# PS3 - Hdmi Display Issue



## walve (Apr 9, 2012)

hi,

Bought PS3 160 GB console from croma in mumbai.

Worked fine when i connected with the bundled normal cable, but the display goes black
when i connect thru the HDMI cable to my lg lcd 42 inch

HDMI cable works fine with my HD DTH settopbox (bundled with the dth)

Tried 2 ways to get the display:-

-- connected the hdmi cable & pressed the power button for few sec till i hear second beap.no diaplay thru hdmi

-- connected first thru the normal cable and tried to change the setting manualy. display goes black but comes back thru the normal cable

Pls help


----------



## JojoTheDragon (Apr 9, 2012)

Do a cold reboot. Remove the HDMI cable and power cable from both the PS3 and your TV. Wait for two/five minutes and then connect them back and turn on.


----------



## walve (Apr 10, 2012)

no luck....

do i need to get sony hdmi cable to get it working..


----------



## newway01 (Apr 10, 2012)

Are you sure you have done the video reset properly?

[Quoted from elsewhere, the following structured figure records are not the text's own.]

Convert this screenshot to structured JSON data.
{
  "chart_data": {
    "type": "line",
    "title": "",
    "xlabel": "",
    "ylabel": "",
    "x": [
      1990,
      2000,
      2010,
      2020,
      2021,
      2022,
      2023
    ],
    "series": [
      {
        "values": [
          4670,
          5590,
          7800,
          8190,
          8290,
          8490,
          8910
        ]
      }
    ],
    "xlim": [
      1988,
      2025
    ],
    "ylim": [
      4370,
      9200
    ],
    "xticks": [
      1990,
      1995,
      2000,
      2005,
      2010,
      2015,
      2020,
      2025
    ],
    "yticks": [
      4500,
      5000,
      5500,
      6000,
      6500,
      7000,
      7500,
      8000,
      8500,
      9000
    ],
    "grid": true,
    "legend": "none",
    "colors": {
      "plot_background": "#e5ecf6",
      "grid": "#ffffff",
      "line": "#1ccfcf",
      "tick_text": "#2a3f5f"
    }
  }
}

With the PS3 in stand by mode, press and hold the power button for 10 secs.. (until you hear the second beep) this cause the PS3 to reset the display properties back to 480i..Follow the onscreen instructions to set it back up to 1080i

Also make sure you have the correct input settings selected on your TV.


----------



## walve (Apr 10, 2012)

Found out that there is no issue with the console...had taken to croma where HDMI worked fine.

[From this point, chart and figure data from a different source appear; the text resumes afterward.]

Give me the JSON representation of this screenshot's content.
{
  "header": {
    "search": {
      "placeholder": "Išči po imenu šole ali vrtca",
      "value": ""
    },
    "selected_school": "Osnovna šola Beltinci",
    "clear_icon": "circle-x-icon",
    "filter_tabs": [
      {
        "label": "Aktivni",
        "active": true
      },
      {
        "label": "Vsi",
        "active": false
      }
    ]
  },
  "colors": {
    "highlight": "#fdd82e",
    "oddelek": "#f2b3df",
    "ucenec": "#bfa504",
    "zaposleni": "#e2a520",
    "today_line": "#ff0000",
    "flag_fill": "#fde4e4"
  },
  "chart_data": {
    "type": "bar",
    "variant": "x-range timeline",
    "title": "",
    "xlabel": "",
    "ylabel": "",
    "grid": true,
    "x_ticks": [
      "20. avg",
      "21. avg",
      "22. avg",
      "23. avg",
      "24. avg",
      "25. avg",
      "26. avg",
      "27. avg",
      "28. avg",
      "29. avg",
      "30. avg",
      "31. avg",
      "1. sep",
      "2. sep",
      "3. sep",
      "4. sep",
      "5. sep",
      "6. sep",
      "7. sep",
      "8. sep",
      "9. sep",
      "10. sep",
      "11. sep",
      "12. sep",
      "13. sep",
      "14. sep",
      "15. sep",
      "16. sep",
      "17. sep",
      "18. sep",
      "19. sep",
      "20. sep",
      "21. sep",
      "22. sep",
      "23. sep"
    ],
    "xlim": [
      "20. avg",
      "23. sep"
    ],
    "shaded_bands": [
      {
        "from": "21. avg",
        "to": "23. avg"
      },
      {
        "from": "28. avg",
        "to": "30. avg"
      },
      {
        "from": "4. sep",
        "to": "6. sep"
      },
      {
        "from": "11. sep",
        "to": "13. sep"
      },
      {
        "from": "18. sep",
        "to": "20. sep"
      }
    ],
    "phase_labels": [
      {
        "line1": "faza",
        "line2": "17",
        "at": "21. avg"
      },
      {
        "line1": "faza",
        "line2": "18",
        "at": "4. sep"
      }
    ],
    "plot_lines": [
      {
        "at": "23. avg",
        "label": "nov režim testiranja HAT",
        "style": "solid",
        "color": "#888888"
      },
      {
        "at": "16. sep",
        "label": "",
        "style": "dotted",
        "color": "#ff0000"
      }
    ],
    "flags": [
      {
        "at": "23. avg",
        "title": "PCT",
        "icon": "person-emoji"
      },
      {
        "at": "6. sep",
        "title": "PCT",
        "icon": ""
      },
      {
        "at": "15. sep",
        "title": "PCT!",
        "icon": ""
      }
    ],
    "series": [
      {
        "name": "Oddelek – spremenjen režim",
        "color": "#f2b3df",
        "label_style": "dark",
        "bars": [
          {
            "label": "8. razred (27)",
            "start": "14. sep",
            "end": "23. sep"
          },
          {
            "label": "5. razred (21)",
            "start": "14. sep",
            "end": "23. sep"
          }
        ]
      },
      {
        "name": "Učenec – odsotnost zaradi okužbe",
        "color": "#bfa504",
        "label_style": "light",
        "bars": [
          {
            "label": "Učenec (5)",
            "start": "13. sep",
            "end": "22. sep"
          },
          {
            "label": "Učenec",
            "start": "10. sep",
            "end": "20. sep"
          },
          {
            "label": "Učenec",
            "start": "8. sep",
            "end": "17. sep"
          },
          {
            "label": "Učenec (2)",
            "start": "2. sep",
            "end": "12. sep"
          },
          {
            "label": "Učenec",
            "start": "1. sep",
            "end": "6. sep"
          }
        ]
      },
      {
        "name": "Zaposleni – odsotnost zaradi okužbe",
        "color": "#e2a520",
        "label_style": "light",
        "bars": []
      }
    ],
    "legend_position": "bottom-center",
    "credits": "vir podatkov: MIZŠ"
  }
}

after saving the setting in croma tried at home only to find it still does not work..clueless..


----------



## walve (Apr 12, 2012)

does the HDMI cable have versions

tried connecting using the same cable on a different TV, result was same...black screen...

guess have to get a new hdmi cable...


----------



## walve (Apr 15, 2012)

turned out to be hdmi cable issue...works fine with new cable


----------